Entretanto, se cultos milenaristas não se refutam com argumentos racionais, o mesmo não se aplica à tese de que a democracia é única forma de governo legítima. A contestação, segundo Gray, é amparada em dois pontos históricos: a convivência de formas mistas de governos e a clara impossibilidade de se “exportar” políticas ocidentais para países com diferenças culturais e regionais.
Conforme afirma,
(…) nesse início do século 21 existem no mundo vários tipos de regimes. A China adotou uma mistura de nacionalismo e capitalismo de Estado, o Irã, uma teocracia popular, a América, uma combinação de mercados livres com protecionismo e capitalismo clientelista, a Rússia, uma versão ultramoderna do autoritarismo, a Europa, uma mescla de social-democracia e integração econômica neoliberal. Nenhum desses sistemas assume uma forma eterna. Todos interagem reciprocamente e mudam constantemente. Mas se desenvolvem em diferentes direções, e não existem motivos para esperar uma convergência final.

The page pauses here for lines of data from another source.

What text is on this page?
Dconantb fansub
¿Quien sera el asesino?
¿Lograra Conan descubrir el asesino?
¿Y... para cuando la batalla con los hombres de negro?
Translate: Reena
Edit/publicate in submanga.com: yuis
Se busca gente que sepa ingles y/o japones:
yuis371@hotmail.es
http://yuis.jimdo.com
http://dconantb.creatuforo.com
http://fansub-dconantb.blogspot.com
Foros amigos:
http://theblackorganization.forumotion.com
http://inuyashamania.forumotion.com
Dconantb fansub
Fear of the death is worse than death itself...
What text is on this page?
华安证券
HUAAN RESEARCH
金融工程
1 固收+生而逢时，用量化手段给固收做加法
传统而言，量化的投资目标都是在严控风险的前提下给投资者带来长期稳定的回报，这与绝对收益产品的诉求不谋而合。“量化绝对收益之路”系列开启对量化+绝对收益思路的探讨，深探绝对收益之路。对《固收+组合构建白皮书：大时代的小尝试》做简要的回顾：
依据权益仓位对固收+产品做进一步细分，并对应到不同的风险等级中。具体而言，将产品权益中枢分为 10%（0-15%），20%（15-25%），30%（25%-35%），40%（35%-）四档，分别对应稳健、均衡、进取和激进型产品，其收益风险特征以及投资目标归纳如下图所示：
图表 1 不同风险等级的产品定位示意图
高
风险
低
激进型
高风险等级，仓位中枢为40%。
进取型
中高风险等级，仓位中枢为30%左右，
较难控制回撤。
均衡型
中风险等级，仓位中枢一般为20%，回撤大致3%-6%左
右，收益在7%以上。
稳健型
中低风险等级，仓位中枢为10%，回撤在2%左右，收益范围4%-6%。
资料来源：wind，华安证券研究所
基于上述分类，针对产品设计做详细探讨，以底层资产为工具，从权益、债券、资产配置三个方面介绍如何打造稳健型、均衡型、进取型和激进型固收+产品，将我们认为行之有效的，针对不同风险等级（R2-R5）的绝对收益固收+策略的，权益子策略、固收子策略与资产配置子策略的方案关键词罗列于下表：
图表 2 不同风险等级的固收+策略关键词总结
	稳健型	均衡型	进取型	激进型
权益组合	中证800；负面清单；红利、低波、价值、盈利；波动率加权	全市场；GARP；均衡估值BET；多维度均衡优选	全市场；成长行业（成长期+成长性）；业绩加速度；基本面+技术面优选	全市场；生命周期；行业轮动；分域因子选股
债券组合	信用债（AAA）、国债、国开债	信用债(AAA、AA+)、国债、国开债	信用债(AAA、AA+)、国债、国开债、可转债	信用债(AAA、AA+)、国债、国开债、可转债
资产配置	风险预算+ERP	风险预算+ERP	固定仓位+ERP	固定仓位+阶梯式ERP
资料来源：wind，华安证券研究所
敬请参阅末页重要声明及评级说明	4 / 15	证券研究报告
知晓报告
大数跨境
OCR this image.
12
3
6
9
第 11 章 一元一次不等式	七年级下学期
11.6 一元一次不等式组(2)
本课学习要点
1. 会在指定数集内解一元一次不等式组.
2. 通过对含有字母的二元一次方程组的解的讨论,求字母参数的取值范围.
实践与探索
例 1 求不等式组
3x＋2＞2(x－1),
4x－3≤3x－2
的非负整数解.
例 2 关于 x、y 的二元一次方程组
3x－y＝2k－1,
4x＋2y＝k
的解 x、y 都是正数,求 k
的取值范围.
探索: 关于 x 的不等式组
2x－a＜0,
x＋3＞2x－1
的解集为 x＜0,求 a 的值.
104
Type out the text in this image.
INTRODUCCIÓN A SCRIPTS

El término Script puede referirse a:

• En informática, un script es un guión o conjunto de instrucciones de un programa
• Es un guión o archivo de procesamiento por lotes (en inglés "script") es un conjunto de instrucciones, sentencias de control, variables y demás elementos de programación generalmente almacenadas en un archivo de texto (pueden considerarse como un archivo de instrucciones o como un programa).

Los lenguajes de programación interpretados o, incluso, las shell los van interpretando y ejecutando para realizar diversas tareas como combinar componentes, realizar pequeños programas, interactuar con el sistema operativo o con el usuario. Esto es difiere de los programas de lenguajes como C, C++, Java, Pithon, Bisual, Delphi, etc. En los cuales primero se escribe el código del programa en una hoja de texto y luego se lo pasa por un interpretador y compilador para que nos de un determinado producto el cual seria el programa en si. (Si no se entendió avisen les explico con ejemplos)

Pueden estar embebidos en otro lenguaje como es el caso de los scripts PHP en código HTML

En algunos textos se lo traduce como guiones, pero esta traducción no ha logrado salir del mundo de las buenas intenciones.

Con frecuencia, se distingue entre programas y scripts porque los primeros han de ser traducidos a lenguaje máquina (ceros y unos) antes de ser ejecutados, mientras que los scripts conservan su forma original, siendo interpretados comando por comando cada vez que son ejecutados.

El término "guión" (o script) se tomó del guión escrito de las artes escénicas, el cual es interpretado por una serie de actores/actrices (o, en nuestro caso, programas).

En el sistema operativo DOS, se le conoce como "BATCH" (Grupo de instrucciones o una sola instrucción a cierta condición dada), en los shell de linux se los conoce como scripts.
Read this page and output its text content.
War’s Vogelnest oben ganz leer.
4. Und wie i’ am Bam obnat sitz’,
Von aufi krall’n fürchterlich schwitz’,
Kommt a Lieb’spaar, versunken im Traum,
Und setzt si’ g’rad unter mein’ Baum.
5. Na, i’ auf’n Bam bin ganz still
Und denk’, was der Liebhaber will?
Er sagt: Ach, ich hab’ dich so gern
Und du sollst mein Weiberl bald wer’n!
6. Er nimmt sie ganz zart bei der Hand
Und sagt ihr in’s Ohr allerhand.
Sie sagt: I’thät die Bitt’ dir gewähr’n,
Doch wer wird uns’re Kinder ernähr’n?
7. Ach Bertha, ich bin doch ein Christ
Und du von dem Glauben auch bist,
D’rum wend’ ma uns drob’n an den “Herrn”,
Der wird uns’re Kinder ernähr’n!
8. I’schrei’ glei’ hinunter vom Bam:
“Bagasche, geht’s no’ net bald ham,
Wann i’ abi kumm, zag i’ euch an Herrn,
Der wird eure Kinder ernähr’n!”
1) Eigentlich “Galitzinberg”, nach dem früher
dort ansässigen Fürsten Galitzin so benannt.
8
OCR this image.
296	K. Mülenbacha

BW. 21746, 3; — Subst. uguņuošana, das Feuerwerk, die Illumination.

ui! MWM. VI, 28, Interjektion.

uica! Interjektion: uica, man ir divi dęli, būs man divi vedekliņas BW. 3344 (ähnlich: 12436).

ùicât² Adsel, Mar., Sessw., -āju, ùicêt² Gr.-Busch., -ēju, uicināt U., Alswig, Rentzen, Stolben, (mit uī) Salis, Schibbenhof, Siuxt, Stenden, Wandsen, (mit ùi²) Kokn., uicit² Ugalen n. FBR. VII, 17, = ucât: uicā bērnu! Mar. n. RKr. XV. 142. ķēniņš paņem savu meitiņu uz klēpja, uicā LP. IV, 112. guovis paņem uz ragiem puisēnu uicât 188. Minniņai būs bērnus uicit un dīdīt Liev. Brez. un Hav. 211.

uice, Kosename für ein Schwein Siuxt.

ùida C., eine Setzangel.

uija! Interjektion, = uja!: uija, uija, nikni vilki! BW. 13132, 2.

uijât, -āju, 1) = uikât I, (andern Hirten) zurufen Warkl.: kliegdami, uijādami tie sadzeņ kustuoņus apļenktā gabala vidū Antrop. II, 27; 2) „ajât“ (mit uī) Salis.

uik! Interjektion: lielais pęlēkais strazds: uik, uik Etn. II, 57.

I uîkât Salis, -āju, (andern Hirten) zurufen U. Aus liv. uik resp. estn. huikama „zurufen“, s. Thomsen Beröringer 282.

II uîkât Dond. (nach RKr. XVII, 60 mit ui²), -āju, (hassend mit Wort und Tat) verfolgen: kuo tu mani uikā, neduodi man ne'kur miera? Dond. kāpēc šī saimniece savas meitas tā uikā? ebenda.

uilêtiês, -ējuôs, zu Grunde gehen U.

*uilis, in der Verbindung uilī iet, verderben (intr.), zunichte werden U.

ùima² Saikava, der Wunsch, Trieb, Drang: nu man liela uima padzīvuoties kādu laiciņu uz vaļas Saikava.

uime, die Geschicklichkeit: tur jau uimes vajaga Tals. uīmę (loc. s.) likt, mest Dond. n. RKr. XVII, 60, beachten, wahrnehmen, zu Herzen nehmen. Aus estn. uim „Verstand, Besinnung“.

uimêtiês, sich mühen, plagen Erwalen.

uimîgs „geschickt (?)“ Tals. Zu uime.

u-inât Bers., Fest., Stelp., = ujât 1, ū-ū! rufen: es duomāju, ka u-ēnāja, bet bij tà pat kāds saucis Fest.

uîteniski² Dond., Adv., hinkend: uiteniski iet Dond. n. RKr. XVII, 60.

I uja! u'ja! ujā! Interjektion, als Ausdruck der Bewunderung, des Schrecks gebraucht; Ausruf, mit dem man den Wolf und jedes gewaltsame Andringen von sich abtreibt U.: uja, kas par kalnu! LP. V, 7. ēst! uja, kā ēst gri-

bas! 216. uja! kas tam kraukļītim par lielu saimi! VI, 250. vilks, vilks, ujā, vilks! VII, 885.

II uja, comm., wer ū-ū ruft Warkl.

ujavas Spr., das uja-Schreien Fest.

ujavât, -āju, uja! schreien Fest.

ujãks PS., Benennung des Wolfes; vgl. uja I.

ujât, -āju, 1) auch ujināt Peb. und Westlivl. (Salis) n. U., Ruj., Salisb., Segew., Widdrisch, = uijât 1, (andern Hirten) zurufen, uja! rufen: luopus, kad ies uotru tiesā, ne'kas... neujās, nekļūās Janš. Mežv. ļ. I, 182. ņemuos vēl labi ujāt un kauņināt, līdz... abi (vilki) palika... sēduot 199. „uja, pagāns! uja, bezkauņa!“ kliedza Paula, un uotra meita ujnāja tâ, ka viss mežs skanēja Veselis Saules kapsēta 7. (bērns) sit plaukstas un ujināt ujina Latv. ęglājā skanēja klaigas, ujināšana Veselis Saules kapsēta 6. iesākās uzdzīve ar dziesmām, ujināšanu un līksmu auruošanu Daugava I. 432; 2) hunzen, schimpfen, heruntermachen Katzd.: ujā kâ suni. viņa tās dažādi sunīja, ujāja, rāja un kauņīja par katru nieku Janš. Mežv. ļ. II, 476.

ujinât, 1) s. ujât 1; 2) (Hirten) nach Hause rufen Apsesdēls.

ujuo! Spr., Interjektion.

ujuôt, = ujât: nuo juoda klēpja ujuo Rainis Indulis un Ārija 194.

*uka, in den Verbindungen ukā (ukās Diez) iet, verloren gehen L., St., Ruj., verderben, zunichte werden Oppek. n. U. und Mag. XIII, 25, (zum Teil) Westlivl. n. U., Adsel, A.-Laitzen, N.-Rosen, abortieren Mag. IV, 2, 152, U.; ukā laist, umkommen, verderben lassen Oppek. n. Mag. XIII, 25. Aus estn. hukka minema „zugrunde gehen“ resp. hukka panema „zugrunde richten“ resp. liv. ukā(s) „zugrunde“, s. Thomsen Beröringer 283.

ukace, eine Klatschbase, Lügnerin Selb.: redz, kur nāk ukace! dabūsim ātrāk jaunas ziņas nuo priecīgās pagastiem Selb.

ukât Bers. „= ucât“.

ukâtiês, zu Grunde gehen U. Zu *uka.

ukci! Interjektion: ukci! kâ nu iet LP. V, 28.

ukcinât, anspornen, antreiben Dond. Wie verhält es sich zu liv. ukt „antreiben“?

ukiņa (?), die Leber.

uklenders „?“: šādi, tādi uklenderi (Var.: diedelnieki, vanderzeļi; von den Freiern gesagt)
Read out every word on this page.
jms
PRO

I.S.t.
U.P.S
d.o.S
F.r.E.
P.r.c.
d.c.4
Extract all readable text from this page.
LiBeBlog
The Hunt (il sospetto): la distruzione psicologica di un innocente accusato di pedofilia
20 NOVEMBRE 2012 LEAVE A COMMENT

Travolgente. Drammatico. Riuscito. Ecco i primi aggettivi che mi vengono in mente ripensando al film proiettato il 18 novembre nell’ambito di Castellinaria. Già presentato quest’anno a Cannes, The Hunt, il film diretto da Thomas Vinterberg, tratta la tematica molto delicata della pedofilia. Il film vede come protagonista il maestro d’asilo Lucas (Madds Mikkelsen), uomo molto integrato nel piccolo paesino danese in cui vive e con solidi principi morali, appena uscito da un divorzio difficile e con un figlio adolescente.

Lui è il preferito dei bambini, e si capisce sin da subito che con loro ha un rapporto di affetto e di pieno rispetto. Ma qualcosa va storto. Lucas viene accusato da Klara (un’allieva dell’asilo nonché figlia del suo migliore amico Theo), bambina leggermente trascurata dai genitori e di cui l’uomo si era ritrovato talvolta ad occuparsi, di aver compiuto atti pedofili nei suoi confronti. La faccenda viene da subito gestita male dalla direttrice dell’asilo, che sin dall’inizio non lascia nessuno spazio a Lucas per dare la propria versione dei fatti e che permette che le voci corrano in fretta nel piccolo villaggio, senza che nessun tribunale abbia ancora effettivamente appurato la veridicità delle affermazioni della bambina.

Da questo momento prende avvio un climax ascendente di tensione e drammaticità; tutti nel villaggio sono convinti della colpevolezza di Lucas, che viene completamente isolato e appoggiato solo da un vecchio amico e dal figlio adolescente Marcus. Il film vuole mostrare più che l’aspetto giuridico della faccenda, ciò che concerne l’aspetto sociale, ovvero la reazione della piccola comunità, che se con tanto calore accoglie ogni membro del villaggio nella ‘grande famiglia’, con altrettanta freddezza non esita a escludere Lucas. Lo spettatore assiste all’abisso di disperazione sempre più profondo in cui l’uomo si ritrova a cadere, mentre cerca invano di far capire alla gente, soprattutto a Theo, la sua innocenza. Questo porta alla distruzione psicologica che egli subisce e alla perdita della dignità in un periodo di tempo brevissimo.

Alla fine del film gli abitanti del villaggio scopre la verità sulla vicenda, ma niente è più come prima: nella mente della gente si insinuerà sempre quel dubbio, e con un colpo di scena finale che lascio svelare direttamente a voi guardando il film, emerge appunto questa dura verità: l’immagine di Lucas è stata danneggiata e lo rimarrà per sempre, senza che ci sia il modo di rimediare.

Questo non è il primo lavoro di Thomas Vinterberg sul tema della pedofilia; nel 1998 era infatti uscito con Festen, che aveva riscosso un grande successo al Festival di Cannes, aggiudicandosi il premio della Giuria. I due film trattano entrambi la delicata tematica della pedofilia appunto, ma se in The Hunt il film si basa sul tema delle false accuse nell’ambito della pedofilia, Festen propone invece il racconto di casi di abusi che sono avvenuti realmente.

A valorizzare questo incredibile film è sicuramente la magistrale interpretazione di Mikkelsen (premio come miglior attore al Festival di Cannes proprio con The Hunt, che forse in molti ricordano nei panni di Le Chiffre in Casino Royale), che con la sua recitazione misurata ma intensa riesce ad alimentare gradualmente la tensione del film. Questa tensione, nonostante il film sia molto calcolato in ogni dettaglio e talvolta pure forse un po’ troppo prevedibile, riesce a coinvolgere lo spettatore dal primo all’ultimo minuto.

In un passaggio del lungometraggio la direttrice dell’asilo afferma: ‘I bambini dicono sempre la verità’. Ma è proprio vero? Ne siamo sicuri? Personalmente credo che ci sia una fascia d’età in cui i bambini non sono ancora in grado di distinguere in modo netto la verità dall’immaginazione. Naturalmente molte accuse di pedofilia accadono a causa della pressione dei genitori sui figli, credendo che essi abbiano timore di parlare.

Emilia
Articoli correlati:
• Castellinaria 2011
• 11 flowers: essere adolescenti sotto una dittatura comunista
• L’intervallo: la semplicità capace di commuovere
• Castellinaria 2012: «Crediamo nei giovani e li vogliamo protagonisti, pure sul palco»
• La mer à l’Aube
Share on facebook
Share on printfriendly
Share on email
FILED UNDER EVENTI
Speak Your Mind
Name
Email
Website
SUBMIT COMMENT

A democracia tem muitas vantagens, mas a maior parte dos países não chegará a conhecer o Estado e, mesmo em países democráticos, a liberdade não é uma garantia, principalmente, diz Gray, entre povos em que ela não é valorizada.
Embora crítico dos botequins do pensamento pós-moderno, o escritor britânico termina por acrescentar, num quadro que poderíamos incluir Foucault, Derrida e Deleuze, uma versão pluralista e pulverizada de política que descredencia, mais uma vez, a exclusividade do ponto de vista ocidental da história. Aceitar a transitoriedade e a variedade das experiências políticas é, no final das contas, o melhor remédio contra as utopias.